Tuesday, February 11, 2014

Window on Eurasia: Sochi Marks the Return of Soviet-Style Megaprojects



Paul Goble

            Staunton, February 11 – Even before he was chosen to lead the CPSU and hence the USSR, Mikhail Gorbachev in December 1984 said he opposed the kind of megaprojects Soviet leaders had used up to then and favored instead more balanced development, a shift in attitude that informed his subsequent decision to block Siberian river diversion.

            His decision had other consequences as well: it eliminated one of the means Soviet leaders had used to promote patriotic feelings, and it reduced one of the main channels of the inter-regional transfer of resources. But it gave rise to the hope that Moscow would not sacrifice services for the Soviet population on the altar of such leadership projects.
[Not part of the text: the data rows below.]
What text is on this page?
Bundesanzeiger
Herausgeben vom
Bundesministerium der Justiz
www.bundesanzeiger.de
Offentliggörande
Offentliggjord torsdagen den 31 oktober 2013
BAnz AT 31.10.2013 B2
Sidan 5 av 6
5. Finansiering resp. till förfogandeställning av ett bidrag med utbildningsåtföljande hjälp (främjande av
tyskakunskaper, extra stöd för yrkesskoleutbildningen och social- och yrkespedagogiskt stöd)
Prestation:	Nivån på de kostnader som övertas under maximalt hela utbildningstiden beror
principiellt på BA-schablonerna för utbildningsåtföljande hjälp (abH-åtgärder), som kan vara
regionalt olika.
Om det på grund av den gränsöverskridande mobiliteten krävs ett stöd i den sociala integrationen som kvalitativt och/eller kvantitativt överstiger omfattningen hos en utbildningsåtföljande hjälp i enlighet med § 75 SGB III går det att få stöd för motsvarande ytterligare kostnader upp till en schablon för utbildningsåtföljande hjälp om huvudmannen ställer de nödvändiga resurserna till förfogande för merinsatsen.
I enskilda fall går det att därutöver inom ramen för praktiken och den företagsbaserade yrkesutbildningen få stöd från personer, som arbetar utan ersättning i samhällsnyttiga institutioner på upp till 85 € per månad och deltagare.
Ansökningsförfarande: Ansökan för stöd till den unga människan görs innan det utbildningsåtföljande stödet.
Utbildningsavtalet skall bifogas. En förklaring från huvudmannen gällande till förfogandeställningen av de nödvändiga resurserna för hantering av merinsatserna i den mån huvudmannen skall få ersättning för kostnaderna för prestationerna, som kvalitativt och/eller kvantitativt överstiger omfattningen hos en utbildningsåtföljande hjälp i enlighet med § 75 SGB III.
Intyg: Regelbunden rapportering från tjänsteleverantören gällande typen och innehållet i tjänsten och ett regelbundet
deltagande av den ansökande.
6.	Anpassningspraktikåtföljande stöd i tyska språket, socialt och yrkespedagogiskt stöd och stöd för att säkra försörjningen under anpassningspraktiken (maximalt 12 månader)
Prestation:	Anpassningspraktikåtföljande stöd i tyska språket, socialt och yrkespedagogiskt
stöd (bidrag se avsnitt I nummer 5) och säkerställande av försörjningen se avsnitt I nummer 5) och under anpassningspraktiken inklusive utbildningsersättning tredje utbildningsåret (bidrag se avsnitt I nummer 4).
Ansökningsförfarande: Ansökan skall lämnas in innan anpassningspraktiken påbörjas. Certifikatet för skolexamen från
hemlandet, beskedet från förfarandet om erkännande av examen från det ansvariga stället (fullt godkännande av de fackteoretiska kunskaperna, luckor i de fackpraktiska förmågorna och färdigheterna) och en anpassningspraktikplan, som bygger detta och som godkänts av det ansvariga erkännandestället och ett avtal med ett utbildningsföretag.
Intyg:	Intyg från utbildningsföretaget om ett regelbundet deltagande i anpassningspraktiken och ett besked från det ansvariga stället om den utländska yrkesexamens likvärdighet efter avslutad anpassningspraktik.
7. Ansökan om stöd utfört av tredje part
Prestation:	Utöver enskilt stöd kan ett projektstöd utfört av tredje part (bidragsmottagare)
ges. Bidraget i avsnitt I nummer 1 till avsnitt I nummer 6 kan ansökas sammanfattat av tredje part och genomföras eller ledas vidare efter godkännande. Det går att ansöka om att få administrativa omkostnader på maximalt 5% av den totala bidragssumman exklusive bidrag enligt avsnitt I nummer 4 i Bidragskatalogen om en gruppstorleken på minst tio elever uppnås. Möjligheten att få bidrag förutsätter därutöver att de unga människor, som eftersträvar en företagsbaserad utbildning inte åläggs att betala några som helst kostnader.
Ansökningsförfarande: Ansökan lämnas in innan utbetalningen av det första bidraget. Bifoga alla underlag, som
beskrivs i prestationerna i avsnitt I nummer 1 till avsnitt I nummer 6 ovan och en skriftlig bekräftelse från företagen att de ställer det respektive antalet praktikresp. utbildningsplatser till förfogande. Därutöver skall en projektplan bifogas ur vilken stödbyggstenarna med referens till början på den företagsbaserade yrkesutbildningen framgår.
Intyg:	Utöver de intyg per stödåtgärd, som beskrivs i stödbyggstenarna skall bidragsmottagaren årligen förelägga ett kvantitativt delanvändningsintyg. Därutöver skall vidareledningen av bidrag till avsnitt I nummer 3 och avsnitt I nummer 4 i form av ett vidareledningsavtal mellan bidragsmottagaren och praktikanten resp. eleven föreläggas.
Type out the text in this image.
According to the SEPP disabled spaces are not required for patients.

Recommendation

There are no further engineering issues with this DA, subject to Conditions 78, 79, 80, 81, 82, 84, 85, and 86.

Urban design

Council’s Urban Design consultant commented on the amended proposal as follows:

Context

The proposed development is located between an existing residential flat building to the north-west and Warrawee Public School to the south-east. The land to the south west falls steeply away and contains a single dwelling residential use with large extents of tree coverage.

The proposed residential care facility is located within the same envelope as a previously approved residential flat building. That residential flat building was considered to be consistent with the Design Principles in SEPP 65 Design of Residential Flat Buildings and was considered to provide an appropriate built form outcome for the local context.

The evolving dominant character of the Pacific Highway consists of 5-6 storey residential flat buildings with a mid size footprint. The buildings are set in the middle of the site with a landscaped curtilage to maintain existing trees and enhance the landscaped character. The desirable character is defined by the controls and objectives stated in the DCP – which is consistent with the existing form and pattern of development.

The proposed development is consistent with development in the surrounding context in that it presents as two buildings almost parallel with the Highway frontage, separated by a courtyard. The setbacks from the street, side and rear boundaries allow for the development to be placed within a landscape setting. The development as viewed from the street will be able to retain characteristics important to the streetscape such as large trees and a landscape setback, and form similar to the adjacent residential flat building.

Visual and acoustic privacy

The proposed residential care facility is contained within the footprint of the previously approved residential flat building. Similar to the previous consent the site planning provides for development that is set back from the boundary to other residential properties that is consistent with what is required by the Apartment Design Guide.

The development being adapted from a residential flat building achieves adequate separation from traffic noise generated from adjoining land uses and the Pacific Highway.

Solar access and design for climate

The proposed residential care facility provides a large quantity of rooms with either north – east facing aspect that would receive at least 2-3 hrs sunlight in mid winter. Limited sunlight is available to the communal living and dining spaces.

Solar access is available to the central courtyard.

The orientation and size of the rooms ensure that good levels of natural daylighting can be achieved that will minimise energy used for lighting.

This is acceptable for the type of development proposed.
            Both Gorbachev and his first Russian successor Boris Yeltsin followed that approach, the first out of conviction and the second because of the absence of resources or agreement on what might be done. But now as the Sochi Olympiad shows, Yeltsin’s successor, Vladimir Putin, clearly wants to return to the megaproject approach.

            That shift – and Sochi is only the largest and most prominent of the projects of this kind the Russian president has pushed --raises at least three questions: First, why has Putin made this shift? Second, what will this change mean for the Russian Federation if it extends, as seems likely, beyond Sochi? And third, can his government carry it out?

            The reasons Putin has made this shift to megaprojects are clear. On this as on other issues, his thinking reflects his belief that Russia made a mistake in turning away from many Soviet ideas and should at least selectively draw on what worked in Soviet times as it moves toward the future.

            But he clearly is driven by two other ideas as well.  Megaprojects of the Soviet kind for all the waste they involved and all the distortion in the flow of resources they led to were inspirational, and Putin certainly believes that such projects not only can promote patriotic feelings among Russians but impress outsiders with Russia’s power.

            And he also sees, and this is not so much something new as a vast expansion of what was true of some Soviet megaprojects, especially in Brezhnev’s time, that such efforts are an effective means of winning support among elites by giving the Kremlin the opportunity to divert resources into the hands of officials and business leaders and thus keep or win their loyalty.

            If Putin views the Sochi megaproject as a model, what might that mean for the Russian Federation as a whole? Gorbachev’s critique of that approach provides a useful place to start.  The last Soviet leader saw megaprojects as problematic for at least three reasons. First, such projects often failed to do more than win short-term propaganda points.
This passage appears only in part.